FoundationsBeginner4h

Git workflow.

Branches, PRs, and shipping across frontend and backend.

What is a full-stack git workflow?

It is how you manage changes that often span the client and server at once: a feature branch, commits that keep both halves consistent, a pull request, and a merge that deploys. Full-stack changes frequently touch multiple layers in one unit of work, so the workflow has to handle that cleanly.

Why it matters

A full-stack feature is usually one logical change across several files and layers. A disciplined git workflow keeps those changes coherent, reviewable, and revertible. Sloppy git — giant mixed commits, broken intermediate states — makes collaboration and rollback painful exactly when you can least afford it.

What to learn

  • Feature branches and pull requests
  • Commits that keep client and server consistent
  • Writing clear PR descriptions
  • Code review across both halves
  • Keeping main always deployable
  • Resolving conflicts
  • Reverting a full-stack change safely

Common pitfall

Committing a client change and its matching server change separately in a way that leaves intermediate commits broken — the client expects an API that does not exist yet at that commit.
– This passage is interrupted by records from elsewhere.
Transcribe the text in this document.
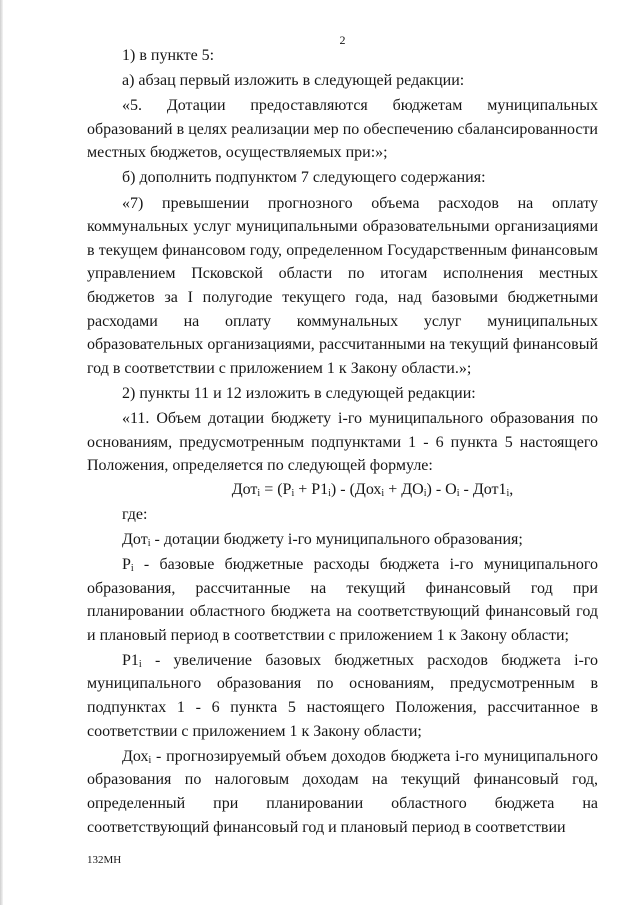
2

1) в пункте 5:

а) абзац первый изложить в следующей редакции:

«5. Дотации предоставляются бюджетам муниципальных образований в целях реализации мер по обеспечению сбалансированности местных бюджетов, осуществляемых при:»;

б) дополнить подпунктом 7 следующего содержания:

«7) превышении прогнозного объема расходов на оплату коммунальных услуг муниципальными образовательными организациями в текущем финансовом году, определенном Государственным финансовым управлением Псковской области по итогам исполнения местных бюджетов за I полугодие текущего года, над базовыми бюджетными расходами на оплату коммунальных услуг муниципальных образовательных организациями, рассчитанными на текущий финансовый год в соответствии с приложением 1 к Закону области.»;

2) пункты 11 и 12 изложить в следующей редакции:

«11. Объем дотации бюджету i-го муниципального образования по основаниям, предусмотренным подпунктами 1 - 6 пункта 5 настоящего Положения, определяется по следующей формуле:

$Дот_i = (P_i + P1_i) - (Дох_i + ДО_i) - O_i - Дот1_i$,

где:

Дот$_i$ - дотации бюджету i-го муниципального образования;

$P_i$ - базовые бюджетные расходы бюджета i-го муниципального образования, рассчитанные на текущий финансовый год при планировании областного бюджета на соответствующий финансовый год и плановый период в соответствии с приложением 1 к Закону области;

$P1_i$ - увеличение базовых бюджетных расходов бюджета i-го муниципального образования по основаниям, предусмотренным в подпунктах 1 - 6 пункта 5 настоящего Положения, рассчитанное в соответствии с приложением 1 к Закону области;

Дох$_i$ - прогнозируемый объем доходов бюджета i-го муниципального образования по налоговым доходам на текущий финансовый год, определенный при планировании областного бюджета на соответствующий финансовый год и плановый период в соответствии

132МН
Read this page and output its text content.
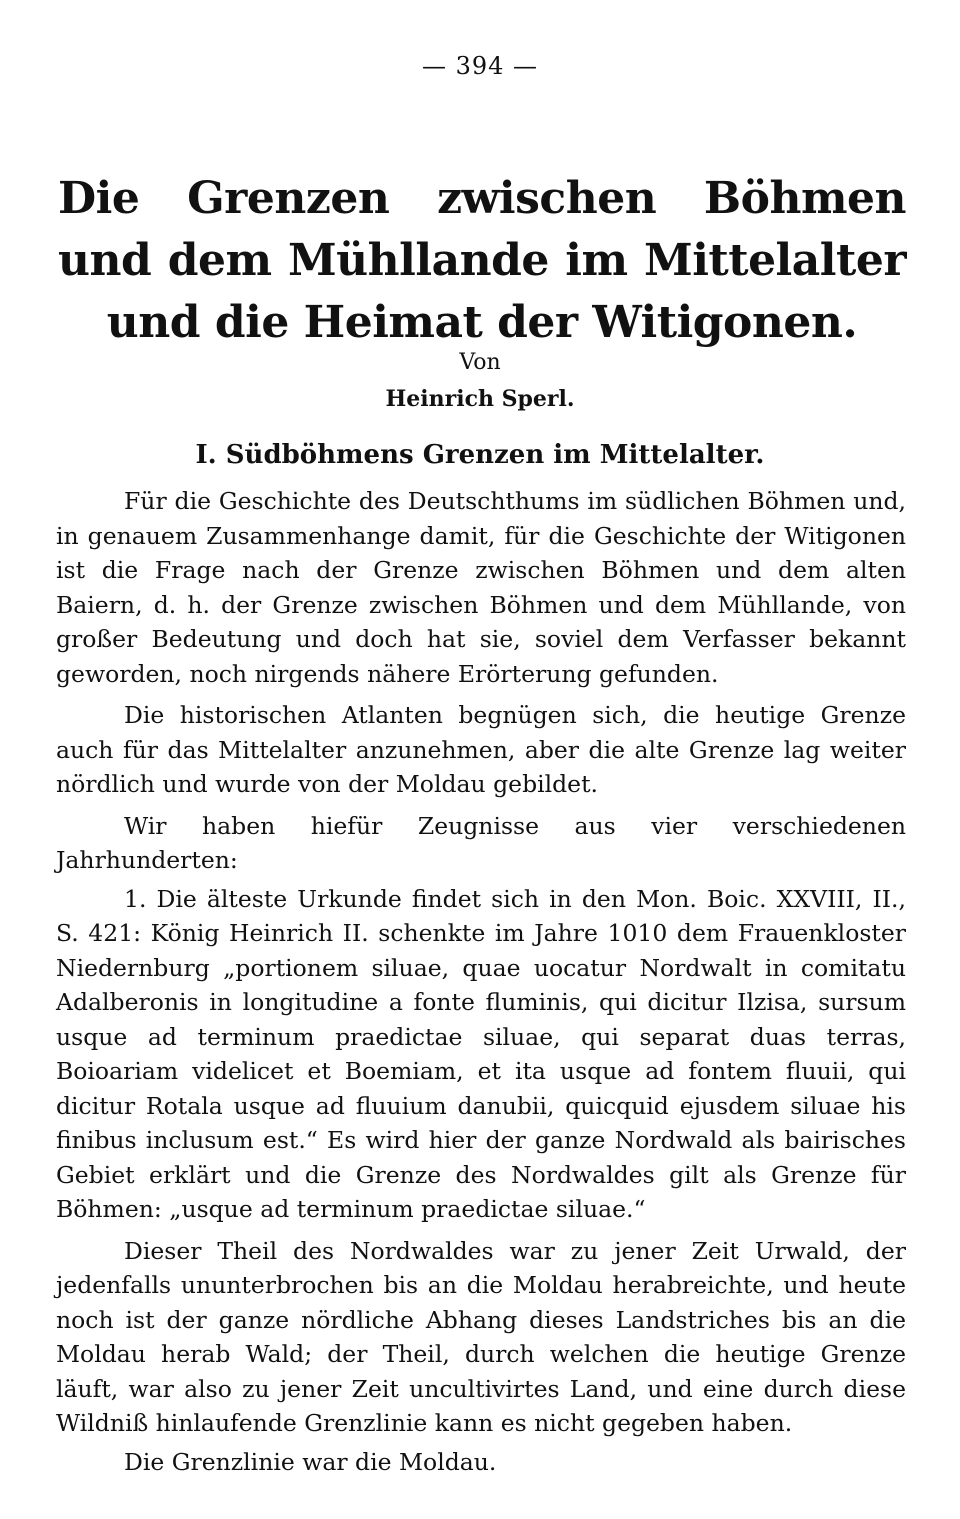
— 394 —
Die Grenzen zwischen Böhmen und dem Mühllande im Mittelalter und die Heimat der Witigonen.
Von
Heinrich Sperl.
I. Südböhmens Grenzen im Mittelalter.

Für die Geschichte des Deutschthums im südlichen Böhmen und, in genauem Zusammenhange damit, für die Geschichte der Witigonen ist die Frage nach der Grenze zwischen Böhmen und dem alten Baiern, d. h. der Grenze zwischen Böhmen und dem Mühllande, von großer Bedeutung und doch hat sie, soviel dem Verfasser bekannt geworden, noch nirgends nähere Erörterung gefunden.

Die historischen Atlanten begnügen sich, die heutige Grenze auch für das Mittelalter anzunehmen, aber die alte Grenze lag weiter nördlich und wurde von der Moldau gebildet.

Wir haben hiefür Zeugnisse aus vier verschiedenen Jahrhunderten:

1. Die älteste Urkunde findet sich in den Mon. Boic. XXVIII, II., S. 421: König Heinrich II. schenkte im Jahre 1010 dem Frauenkloster Niedernburg „portionem siluae, quae uocatur Nordwalt in comitatu Adalberonis in longitudine a fonte fluminis, qui dicitur Ilzisa, sursum usque ad terminum praedictae siluae, qui separat duas terras, Boioariam videlicet et Boemiam, et ita usque ad fontem fluuii, qui dicitur Rotala usque ad fluuium danubii, quicquid ejusdem siluae his finibus inclusum est.“ Es wird hier der ganze Nordwald als bairisches Gebiet erklärt und die Grenze des Nordwaldes gilt als Grenze für Böhmen: „usque ad terminum praedictae siluae.“

Dieser Theil des Nordwaldes war zu jener Zeit Urwald, der jedenfalls ununterbrochen bis an die Moldau herabreichte, und heute noch ist der ganze nördliche Abhang dieses Landstriches bis an die Moldau herab Wald; der Theil, durch welchen die heutige Grenze läuft, war also zu jener Zeit uncultivirtes Land, und eine durch diese Wildniß hinlaufende Grenzlinie kann es nicht gegeben haben.

Die Grenzlinie war die Moldau.
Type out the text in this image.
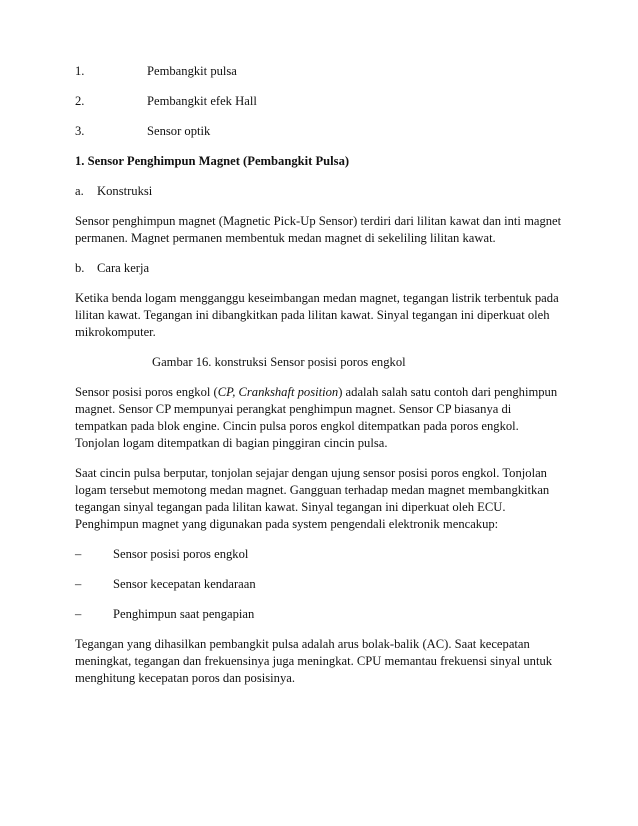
1.	Pembangkit pulsa
2.	Pembangkit efek Hall
3.	Sensor optik
1. Sensor Penghimpun Magnet (Pembangkit Pulsa)
a.	Konstruksi

Sensor penghimpun magnet (Magnetic Pick-Up Sensor) terdiri dari lilitan kawat dan inti magnet
permanen. Magnet permanen membentuk medan magnet di sekeliling lilitan kawat.

b. Cara kerja

Ketika benda logam mengganggu keseimbangan medan magnet, tegangan listrik terbentuk pada
lilitan kawat. Tegangan ini dibangkitkan pada lilitan kawat. Sinyal tegangan ini diperkuat oleh
mikrokomputer.

Gambar 16. konstruksi Sensor posisi poros engkol

Sensor posisi poros engkol (CP, Crankshaft position) adalah salah satu contoh dari penghimpun
magnet. Sensor CP mempunyai perangkat penghimpun magnet. Sensor CP biasanya di
tempatkan pada blok engine. Cincin pulsa poros engkol ditempatkan pada poros engkol.
Tonjolan logam ditempatkan di bagian pinggiran cincin pulsa.

Saat cincin pulsa berputar, tonjolan sejajar dengan ujung sensor posisi poros engkol. Tonjolan
logam tersebut memotong medan magnet. Gangguan terhadap medan magnet membangkitkan
tegangan sinyal tegangan pada lilitan kawat. Sinyal tegangan ini diperkuat oleh ECU.
Penghimpun magnet yang digunakan pada system pengendali elektronik mencakup:

–	Sensor posisi poros engkol
–	Sensor kecepatan kendaraan
–	Penghimpun saat pengapian

Tegangan yang dihasilkan pembangkit pulsa adalah arus bolak-balik (AC). Saat kecepatan
meningkat, tegangan dan frekuensinya juga meningkat. CPU memantau frekuensi sinyal untuk
menghitung kecepatan poros dan posisinya.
Keep related cross-layer changes together so every commit on main is in a working state, which keeps bisecting and rollback sane.

Resources

Primary (free):

Practice

Build a small feature that touches both client and server on one branch, keeping commits coherent so each is in a working state. Open a PR with a description covering both halves. Practice reverting the merge cleanly. Done when main stays deployable at every commit on your branch.

Outcomes

  • Manage cross-layer changes on a feature branch.
  • Keep every commit on main in a working state.
  • Write clear PRs spanning client and server.
  • Revert a full-stack change safely.